Conventional wisdom holds that a little shellac is to be expected in an off-year election. But with an unpredictable and unpopular president (except with his base), Republicans — who have done their best to adjust to shifting White House priorities, erratic Twitter comments, trade protectionism and a retreat from international commitments — are finding themselves in a very difficult place as they prepare for November elections. Indeed, just at a time when party discipline and stability are understood to be necessary, the announced departure of the Republican Party’s most powerful member of Congress simply elevates the coming electoral challenge.
Ryan, a small-government evangelist who preaches cutting taxes for the rich and balancing the budget by slicing the social safety net for the poor, has not seen his larger policy goals achieved. Instead, he helped lead the passage of a massive tax cut for the wealthy which will add more than $1 trillion to the debt by 2020. At 48, he may have a second act in politics. But for now, exploding the debt appears to be his principle legislative legacy.

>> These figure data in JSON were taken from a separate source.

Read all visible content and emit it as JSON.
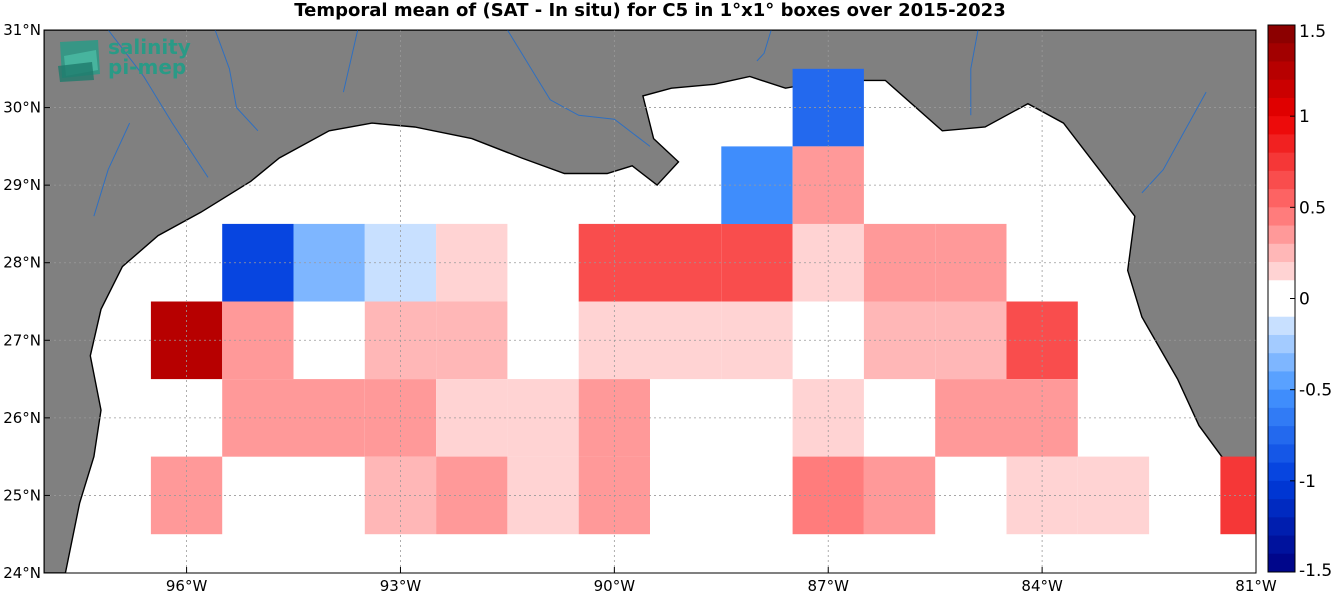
{
  "title": "Temporal mean of (SAT - In situ) for C5 in 1°x1° boxes over 2015-2023",
  "logo": {
    "line1": "salinity",
    "line2": "pi-mep",
    "icon": "salinity-pimep-logo-icon",
    "color": "#2a9a86"
  },
  "colors": {
    "land": "#808080",
    "ocean": "#ffffff",
    "river": "#2f6fc0",
    "coastline": "#000000"
  },
  "axes": {
    "lon_range": [
      -98,
      -81
    ],
    "lat_range": [
      24,
      31
    ],
    "lon_ticks": [
      -96,
      -93,
      -90,
      -87,
      -84,
      -81
    ],
    "lon_tick_labels": [
      "96°W",
      "93°W",
      "90°W",
      "87°W",
      "84°W",
      "81°W"
    ],
    "lat_ticks": [
      24,
      25,
      26,
      27,
      28,
      29,
      30,
      31
    ],
    "lat_tick_labels": [
      "24°N",
      "25°N",
      "26°N",
      "27°N",
      "28°N",
      "29°N",
      "30°N",
      "31°N"
    ],
    "grid": true
  },
  "colorbar": {
    "range": [
      -1.5,
      1.5
    ],
    "steps": 30,
    "ticks": [
      1.5,
      1,
      0.5,
      0,
      -0.5,
      -1,
      -1.5
    ],
    "tick_labels": [
      "1.5",
      "1",
      "0.5",
      "0",
      "-0.5",
      "-1",
      "-1.5"
    ]
  },
  "chart_data": {
    "type": "heatmap",
    "cell_size_deg": 1,
    "cells": [
      {
        "lon": -96,
        "lat": 27,
        "value": 1.2
      },
      {
        "lon": -95,
        "lat": 28,
        "value": -0.95
      },
      {
        "lon": -94,
        "lat": 28,
        "value": -0.3
      },
      {
        "lon": -93,
        "lat": 28,
        "value": -0.15
      },
      {
        "lon": -92,
        "lat": 28,
        "value": 0.15
      },
      {
        "lon": -90,
        "lat": 28,
        "value": 0.6
      },
      {
        "lon": -89,
        "lat": 28,
        "value": 0.6
      },
      {
        "lon": -88,
        "lat": 28,
        "value": 0.6
      },
      {
        "lon": -88,
        "lat": 29,
        "value": -0.55
      },
      {
        "lon": -87,
        "lat": 30,
        "value": -0.75
      },
      {
        "lon": -87,
        "lat": 29,
        "value": 0.3
      },
      {
        "lon": -87,
        "lat": 28,
        "value": 0.15
      },
      {
        "lon": -86,
        "lat": 28,
        "value": 0.3
      },
      {
        "lon": -85,
        "lat": 28,
        "value": 0.3
      },
      {
        "lon": -95,
        "lat": 27,
        "value": 0.3
      },
      {
        "lon": -93,
        "lat": 27,
        "value": 0.2
      },
      {
        "lon": -92,
        "lat": 27,
        "value": 0.2
      },
      {
        "lon": -90,
        "lat": 27,
        "value": 0.15
      },
      {
        "lon": -89,
        "lat": 27,
        "value": 0.15
      },
      {
        "lon": -88,
        "lat": 27,
        "value": 0.15
      },
      {
        "lon": -86,
        "lat": 27,
        "value": 0.2
      },
      {
        "lon": -85,
        "lat": 27,
        "value": 0.2
      },
      {
        "lon": -84,
        "lat": 27,
        "value": 0.65
      },
      {
        "lon": -95,
        "lat": 26,
        "value": 0.3
      },
      {
        "lon": -94,
        "lat": 26,
        "value": 0.3
      },
      {
        "lon": -93,
        "lat": 26,
        "value": 0.3
      },
      {
        "lon": -92,
        "lat": 26,
        "value": 0.15
      },
      {
        "lon": -91,
        "lat": 26,
        "value": 0.15
      },
      {
        "lon": -90,
        "lat": 26,
        "value": 0.3
      },
      {
        "lon": -87,
        "lat": 26,
        "value": 0.15
      },
      {
        "lon": -85,
        "lat": 26,
        "value": 0.3
      },
      {
        "lon": -84,
        "lat": 26,
        "value": 0.3
      },
      {
        "lon": -96,
        "lat": 25,
        "value": 0.3
      },
      {
        "lon": -93,
        "lat": 25,
        "value": 0.2
      },
      {
        "lon": -92,
        "lat": 25,
        "value": 0.35
      },
      {
        "lon": -91,
        "lat": 25,
        "value": 0.15
      },
      {
        "lon": -90,
        "lat": 25,
        "value": 0.3
      },
      {
        "lon": -87,
        "lat": 25,
        "value": 0.45
      },
      {
        "lon": -86,
        "lat": 25,
        "value": 0.3
      },
      {
        "lon": -84,
        "lat": 25,
        "value": 0.15
      },
      {
        "lon": -83,
        "lat": 25,
        "value": 0.15
      },
      {
        "lon": -81,
        "lat": 25,
        "value": 0.7
      }
    ]
  }
}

Perhaps because everyone recognized the enormous intra-party challenges he faced, as well as the continuing tempests he has had to navigate with the White House, Ryan has been a popular figure. As a result, before his announcement last week no sane Republican would have mounted a primary challenge against him. That helps to explain why an unapologetic anti-Semite named Paul Nehlen is now the leading Republican candidate in Ryan’s district. Nehlen has the distinction of being banned from Twitter for anti-Semitic tweets.

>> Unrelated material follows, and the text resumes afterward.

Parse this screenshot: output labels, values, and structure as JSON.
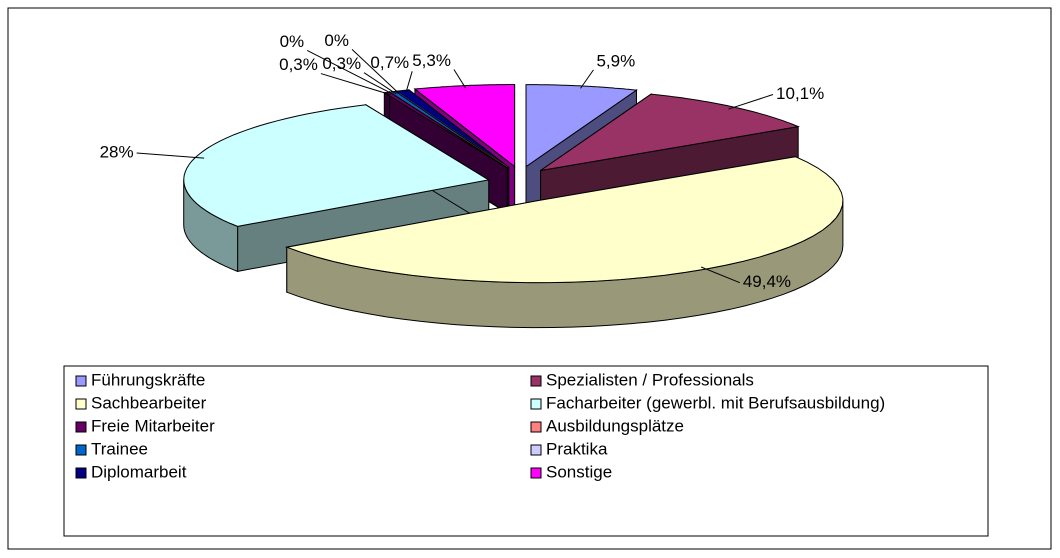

The Jewish Democratic Council of America has called on the Republican Party to renounce Nehlen. Matt Brooks, the Republican Jewish Coalition’s director, expressed confidence that Wisconsin Republicans will pick another candidate, one who “upholds the GOP’s best values and traditions.” They almost certainly will.
Our concern, however, lies in the challenge to the Republican Party resulting from Ryan’s departure. Notwithstanding his heavy-handed tactics regarding the budget and other positions he took with which we might disagree, Speaker Ryan has been even-tempered, rational, coherent, and willing to engage on issues of concern and of interest to him and his party. With Ryan’s departure, someone else must step into the breach to be the Republican Party’s moral governing voice. Because, at least as we see it, that leadership isn’t coming from the White House.